Cinema com Rapadura

OPINIÃO   sábado, 05 de setembro de 2020

Aggretsuko (Netflix, 3ª Temporada): engraçada, atual e relevante

Mudança no foco pode incomodar alguns, mas continua sendo uma série com muito a dizer sobre o impacto que as pessoas têm umas nas outras.

Da empresa Sanrio, a mesma responsável por “Hello, Kitty”, vem a personagem Retsuko criada por Yeti. Ela é uma panda vermelha antropomórfica que faz parte do time de contadores de uma empresa de negócios no Japão. As pressões sofridas por chefes abusivos e colegas de trabalho intrusivos resultam em tamanho estresse e frustração que a levam a encontrar uma maneira de tentar colocar em ordem o caldeirão fervente de emoções que acumula dentro de si: ir ao karaokê cantar death metal. Essa é a inusitada premissa de “Aggretsuko”.

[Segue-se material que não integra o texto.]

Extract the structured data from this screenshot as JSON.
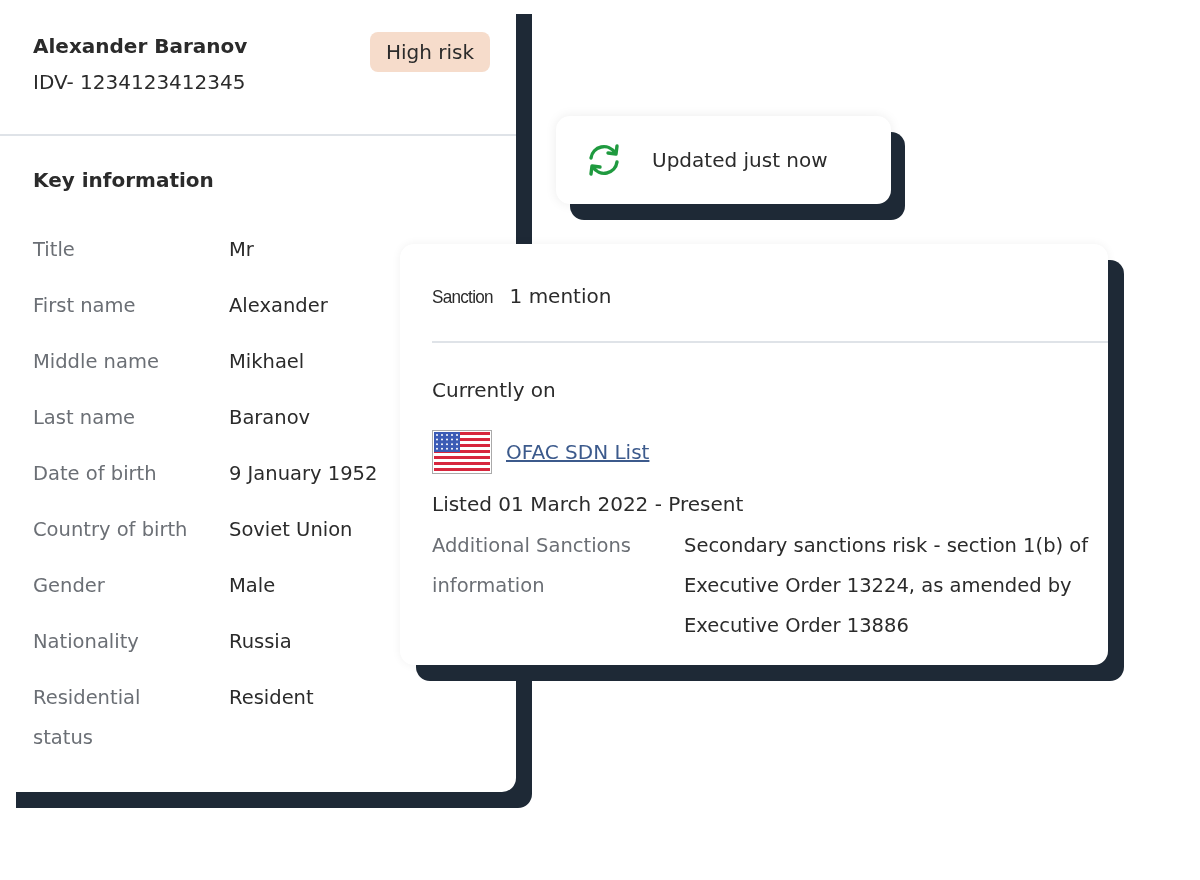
{
  "profile": {
    "name": "Alexander Baranov",
    "id": "IDV- 1234123412345",
    "risk": {
      "label": "High risk",
      "kind": "high"
    },
    "section_title": "Key information",
    "fields": [
      {
        "label": "Title",
        "value": "Mr"
      },
      {
        "label": "First name",
        "value": "Alexander"
      },
      {
        "label": "Middle name",
        "value": "Mikhael"
      },
      {
        "label": "Last name",
        "value": "Baranov"
      },
      {
        "label": "Date of birth",
        "value": "9 January 1952"
      },
      {
        "label": "Country of birth",
        "value": "Soviet Union"
      },
      {
        "label": "Gender",
        "value": "Male"
      },
      {
        "label": "Nationality",
        "value": "Russia"
      },
      {
        "label": "Residential status",
        "value": "Resident"
      }
    ]
  },
  "update_status": {
    "label": "Updated just now"
  },
  "sanction": {
    "category": "Sanction",
    "count": "1 mention",
    "currently_on_label": "Currently on",
    "lists": [
      {
        "name": "OFAC SDN List",
        "listed": "Listed 01 March 2022 - Present"
      }
    ],
    "additional": {
      "label": "Additional Sanctions information",
      "value": "Secondary sanctions risk - section 1(b) of Executive Order 13224, as amended by Executive Order 13886"
    }
  }
}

O nome vem de “aggressive Retsuko” (Retsuko agressiva, em tradução livre). Após os dois primeiros anos em que franquia foi iniciada como uma série de curtas animados, este seriado foi criado com produção da Netflix. De grande sucesso, há também jogos para celular e histórias em quadrinhos.

Escrita e dirigida por Rarecho (que também faz a voz da protagonista quando canta), a produção se vale de sua premissa singular para discorrer sobre os problemas da pessoa comum, que precisa encarar longas viagens ao trabalho e, muitas vezes, um ambiente hostil e insalubre. Com este sendo o verdadeiro foco, qualquer um que precise lidar com rotinas cansativas e pessoas tóxicas no seu cotidiano consegue se identificar e sente vontade de soltar a voz junto com a personagem quando vai ao karaokê.

Esta terceira temporada continua com essa pegada, mas a deixa um pouco de lado para abordar questões mais contemporâneas, como o poder das mídias sociais e a complicada vida das idols, jovens meninas cujas maneiras de agir, falar, se vestir e cantar são pré-determinadas por produtores que procuram comercializar suas imagens. O perigo aumenta conforme se percebe que manter um vínculo emocional com seus fãs faz parte das obrigações, obrigando-as a agirem sempre de modo positivo mesmo quando se deparam com pessoas abusivas e tirânicas. É uma mudança decerto repentina do que a obra se propunha, mas não deixa de oferecer um intrigante comentário sobre a realidade dessas artistas.

A personagem principal começa os novos episódios se viciando num jogo de realidade virtual e acaba gastando rios de dinheiro e se endividando – tudo narrado com ótimas gags visuais –. Logo se envolve num acidente de carro que a leva a conhecer Hyodo, um leopardo produtor de um novo grupo de idols chamado OTMGirls. Devendo ainda mais dinheiro para o felino, ela acaba entrando nesse mundo da música inesperadamente, o que rende boas interações com os novos personagens, mas que deixa Manaka, a líder do grupo, ambígua demais. O roteiro parece que não se decide em momento algum sobre sua índole.

Também acompanhamos Haida, o hiena apaixonado por Retsuko que parece finalmente ter a chance de encontrar amor com a cadela Inui. Seu arco conflitante em lidar com novos e velhos sentimentos é o mais interessante da temporada e a conclusão, embora real, pode ser frustrante para alguns.

O tema fãs obcecados e avessos a mudanças na vida de cantoras que possuem pouco glamour foi explorado de uma forma que pode decepcionar alguns espectadores que se identificam melhor com os sofrimentos da rotina de trabalho da protagonista. Além disso, a maneira como a temporada se encerra parece querer dizer que todo este arco foi um parênteses na história principal, que acabou subdesenvolvida.

A animação é bastante simples, mas tal característica adiciona charme aos animais humanizados através de expressões exageradas de anime que transmitem emoções como poucos, principalmente em momentos de humor. Porém, a série realmente brilha ao tratar sua protagonista como mais uma sofrida assalariada tendo que se submeter a absurdos para poder tocar a vida, levantado a questão sobre valer ou não a pena abrir mão de sua própria dignidade para receber um salário que permita que o indivíduo seja um membro ativo da sociedade. No início do segundo milênio, quando cada vez mais se discute sobre a importância de saúde mental, “Aggretsuko” tem muito a dizer.